# ruff: noqa: E402
# ruff: noqa: E501
Fitting a polynomial with Gaussian priors#
We fit a simple polynomial with Gaussian priors, which is an example of a Gauss-linear problem for which the results obtained using Subspace Iterative Ensemble Smoother (SIES) tend to those obtained using Ensemble Smoother (ES).

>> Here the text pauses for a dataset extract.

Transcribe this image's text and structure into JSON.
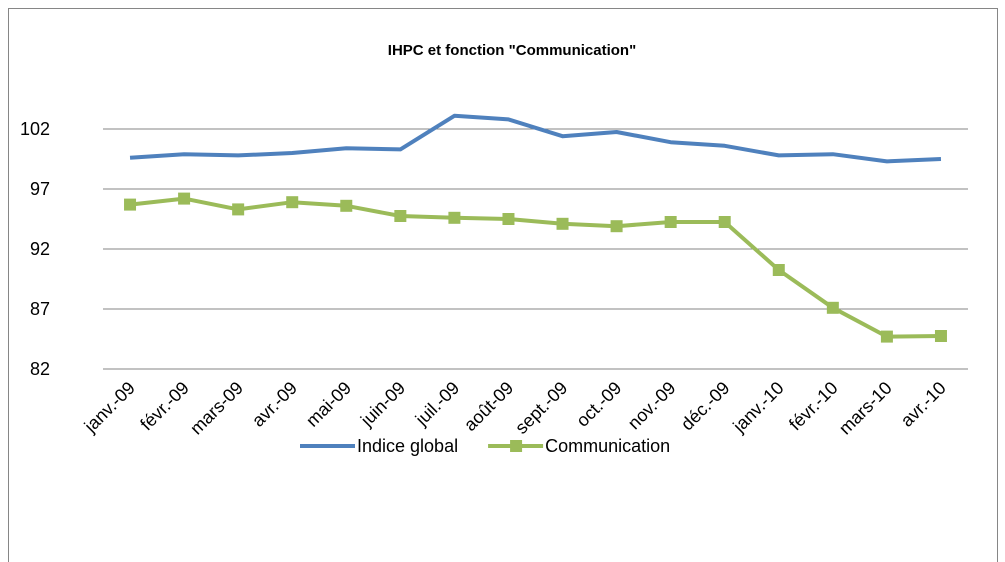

This notebook illustrated this property.
import itertools
import numpy as np
import pandas as pd
np.set_printoptions(suppress=True)
rng = np.random.default_rng(12345)
import matplotlib.pyplot as plt
COLORS = list(plt.rcParams["axes.prop_cycle"].by_key()["color"])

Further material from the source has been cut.